This feature is now released in version 3.12. Can you give it a try?

I updated the example script generate.py to use this feature and output the generation word by word.

I also updated the converters to enable a more efficient implementation of the rotary embeddings (especially for CPU execution). It is not required, but I still suggest to reconvert the model with this updated converter.

qZhang88 commented 1 year ago

I am running on agx orin. I have to compile ctranslate2 by myself.

When I run @janekb04 generate.py, I encounter a problem

    results = generator.generate_batch(
RuntimeError: No SGEMM backend on CPU

CTranslate2 is compile with:

cmake .. -DWITH_CUDA=ON -DWITH_MKL=OFF -DOPENMP_RUNTIME=COMP -DWITH_RUY=ON

@guillaumekln runing your generate.py has no error, but never returned a word for long long time.

Any suggestion?

guillaumekln commented 1 year ago

The rotary embeddings are initialized on CPU and run 1 matrix multiplication on CPU. So you should enable a backend that provides that. You could install OpenBLAS and then enable it with -DWITH_OPENBLAS=ON.

qZhang88 commented 1 year ago

The rotary embeddings are initialized on CPU and run 1 matrix multiplication on CPU. So you should enable a backend that provides that. You could install OpenBLAS and then enable it with -DWITH_OPENBLAS=ON.

great, it works. I have test the speed on AGX ORIN with vicuna-13b-1.1 and int8_float16 quantization.

generator.generate_batch is slow, only 0.08 token / s. generator.generate_token is much faster, around 5.68 token / s. PyTorch Transformer from HuggingFace is around 4.8 token / s.

CTranslate2 is about 18.3% speed up.

guillaumekln commented 1 year ago

How did you measure the speed? You should get the same performance with generate_tokens and generate_batch (generate_tokens actually calls generate_batch).

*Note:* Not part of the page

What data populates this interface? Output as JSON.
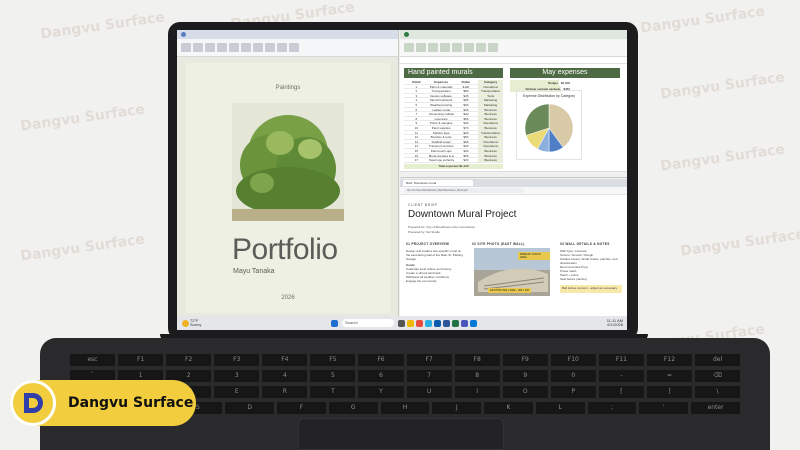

For reference I'm getting 28 tokens/s on a Tesla V100S with both methods. I used this code for the comparison:

import os
import time
import ctranslate2
import sentencepiece as spm

ctranslate2.set_random_seed(42)

model_dir = "/tmp/llama_ct2/"
generator = ctranslate2.Generator(model_dir, device="cuda")
sp = spm.SentencePieceProcessor(os.path.join(model_dir, "tokenizer.model"))

prompt = "What is the meaning of life?"
prompt_tokens = sp.encode(prompt, out_type=str)

start = time.time()
num_tokens = 0
use_generate_batch = False

if use_generate_batch:
    results = generator.generate_batch(
        [prompt_tokens],
        sampling_temperature=0.8,
        sampling_topk=20,
        max_length=2048,
        include_prompt_in_result=False,
    )
    print(results[0].sequences[0])
    num_tokens = len(results[0].sequences[0])

else:
    results = generator.generate_tokens(
        prompt_tokens,
        sampling_temperature=0.8,
        sampling_topk=20,
        max_length=2048,
    )
    for result in results:
        print(result.token)
        num_tokens += 1

end = time.time()

print("Tokens per second:", num_tokens / (end - start))

qZhang88 commented 1 year ago

@guillaumekln O, I see, I count the tokens wrong for batch result. I used len(results) not len(results[0].sequences[0]). Many thanks.

janekb04 commented 1 year ago

@guillaumekln Thanks, I confirm that token streaming works. It's impressive to see the answers being written so fast. I updated my comment above. Using that simple test, I get about 38 tokens per second, on my RTX 4090 (interestingly, this seems to be about equal to the speed measured on the RTX 3090).

I am curious about parallel generation. This simple test already uses 100% GPU. So how can parallel generation achieve those 1300 tokens per second? Is using no batches so inefficient? I mean, if the GPU can generate about 1300 tokens per second, then the usage for 38 tokens per second should be only about 3%, not 100%.

Edit: I noticed that after crossing some length threshold (of the entire conversation) the speed drops down to about 8 tokens per second. Is that to be expected as it is some kind of limitation of the model or CTranslate2?

Edit 2: Would it be possible to have a batch version of generate_tokens? Ie. have tokens be streamed for multiple prompts at once?

guillaumekln commented 1 year ago

I am curious about parallel generation. This simple test already uses 100% GPU. So how can parallel generation achieve those 1300 tokens per second? Is using no batches so inefficient? I mean, if the GPU can generate about 1300 tokens per second, then the usage for 38 tokens per second should be only about 3%, not 100%.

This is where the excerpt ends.